Phil Spencer E3 2017.jpg

Spencer’s impact on Xbox goes beyond just hardware, however; as his hardware teams worked secretly on the Xbox One X, other teams at Microsoft introduced various new features for Xbox One owners.  Backwards compatibility for select Xbox 360 games, a feature that was intended for the launch of the Xbox One until the internet connection fiasco took center stage, was formally launched in 2015, and two years later was expanded to include original Xbox titles as well.  Spencer also pushed for further integration between Xbox consoles and Windows PC gaming; in 2016, the Xbox Play Anywhere initiative was announced, in which anyone who purchased a participating Xbox game would get a copy for Windows 10 PCs for free (and vice versa), with all save data carrying over from one platform to the other.  And most recently, Microsoft introduced Xbox Game Pass, a Netflix-style subscription service through which gamers can pay $10 a month for access to over one hundred games.

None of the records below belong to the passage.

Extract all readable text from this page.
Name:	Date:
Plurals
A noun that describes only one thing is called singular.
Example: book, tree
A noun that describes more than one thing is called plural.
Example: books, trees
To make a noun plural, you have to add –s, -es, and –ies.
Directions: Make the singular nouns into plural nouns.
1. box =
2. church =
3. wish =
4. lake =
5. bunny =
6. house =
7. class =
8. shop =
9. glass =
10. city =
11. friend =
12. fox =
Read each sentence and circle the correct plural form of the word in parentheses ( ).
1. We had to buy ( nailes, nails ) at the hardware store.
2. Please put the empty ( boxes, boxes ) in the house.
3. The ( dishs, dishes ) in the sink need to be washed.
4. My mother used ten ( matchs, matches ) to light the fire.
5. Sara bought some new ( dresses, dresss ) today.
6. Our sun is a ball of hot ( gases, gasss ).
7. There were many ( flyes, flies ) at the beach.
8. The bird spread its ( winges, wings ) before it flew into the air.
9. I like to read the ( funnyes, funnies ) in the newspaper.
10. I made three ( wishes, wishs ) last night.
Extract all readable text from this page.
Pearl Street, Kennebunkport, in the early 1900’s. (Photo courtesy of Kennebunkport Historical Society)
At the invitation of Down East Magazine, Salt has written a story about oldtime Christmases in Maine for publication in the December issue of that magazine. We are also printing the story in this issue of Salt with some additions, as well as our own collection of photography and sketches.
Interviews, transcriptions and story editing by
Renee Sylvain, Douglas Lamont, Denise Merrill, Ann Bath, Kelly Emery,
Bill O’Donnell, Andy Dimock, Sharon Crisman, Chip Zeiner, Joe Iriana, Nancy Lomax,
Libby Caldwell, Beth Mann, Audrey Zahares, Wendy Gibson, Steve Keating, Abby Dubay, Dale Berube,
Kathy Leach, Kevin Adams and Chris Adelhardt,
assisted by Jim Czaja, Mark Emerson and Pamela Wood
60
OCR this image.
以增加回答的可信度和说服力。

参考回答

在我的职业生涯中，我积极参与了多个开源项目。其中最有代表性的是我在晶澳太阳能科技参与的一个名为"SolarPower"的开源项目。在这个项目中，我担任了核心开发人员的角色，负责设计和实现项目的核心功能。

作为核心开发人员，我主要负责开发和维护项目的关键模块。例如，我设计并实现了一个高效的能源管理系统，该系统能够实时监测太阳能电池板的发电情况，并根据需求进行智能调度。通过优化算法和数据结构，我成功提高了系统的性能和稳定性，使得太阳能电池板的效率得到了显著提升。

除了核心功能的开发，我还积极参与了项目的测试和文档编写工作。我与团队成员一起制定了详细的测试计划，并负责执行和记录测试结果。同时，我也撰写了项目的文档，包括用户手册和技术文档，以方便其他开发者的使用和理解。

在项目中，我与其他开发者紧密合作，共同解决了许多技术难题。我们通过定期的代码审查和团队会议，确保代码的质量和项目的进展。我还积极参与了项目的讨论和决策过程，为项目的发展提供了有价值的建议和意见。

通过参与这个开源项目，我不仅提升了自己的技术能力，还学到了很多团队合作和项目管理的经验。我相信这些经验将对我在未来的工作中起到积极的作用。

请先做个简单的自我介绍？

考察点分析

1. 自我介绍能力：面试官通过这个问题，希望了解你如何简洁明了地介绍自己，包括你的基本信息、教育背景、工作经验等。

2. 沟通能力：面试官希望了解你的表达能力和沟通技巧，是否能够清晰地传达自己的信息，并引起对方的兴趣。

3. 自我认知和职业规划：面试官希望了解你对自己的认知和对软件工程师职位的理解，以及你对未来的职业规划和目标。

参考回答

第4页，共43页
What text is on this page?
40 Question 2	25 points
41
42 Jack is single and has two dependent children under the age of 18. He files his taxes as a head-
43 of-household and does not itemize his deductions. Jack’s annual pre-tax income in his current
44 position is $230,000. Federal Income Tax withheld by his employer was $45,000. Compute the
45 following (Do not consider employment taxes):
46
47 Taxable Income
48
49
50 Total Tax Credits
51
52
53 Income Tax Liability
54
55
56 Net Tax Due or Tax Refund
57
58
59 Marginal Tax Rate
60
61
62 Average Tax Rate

xbox one backwards compatibility announcement.jpg

While these positive changes have restored much of the goodwill amongst gamers that was lost a few years ago, it hasn’t all been smooth sailing; with the cancellation of a couple anticipated games, as well as the shuttering of one of Microsoft’s most well-known game development studios, many gamers are still somewhat skeptical of the Xbox brand.  Nonetheless, the improvements to hardware and services have allowed Xbox to stay relevant even in the face of stiff competition.  Microsoft’s top executives were pleased enough with Spencer’s leadership that in 2017 they promoted him once again, this time to Executive Vice President of Gaming.  Now, Spencer has his own seat on the company’s executive leadership team and answers directly to Microsoft CEO Satya Nadella, making him one of the most powerful individuals in the industry.  And his work isn’t done yet; he recently announced an increased investment in their first-party game development, seeking to buy and create more studios to make exclusive games (another area in which they are often perceived as being behind the competition).  Phil Spencer’s influence on the gaming industry is greater than ever, and the impact of his work at Microsoft will reverberate for years to come.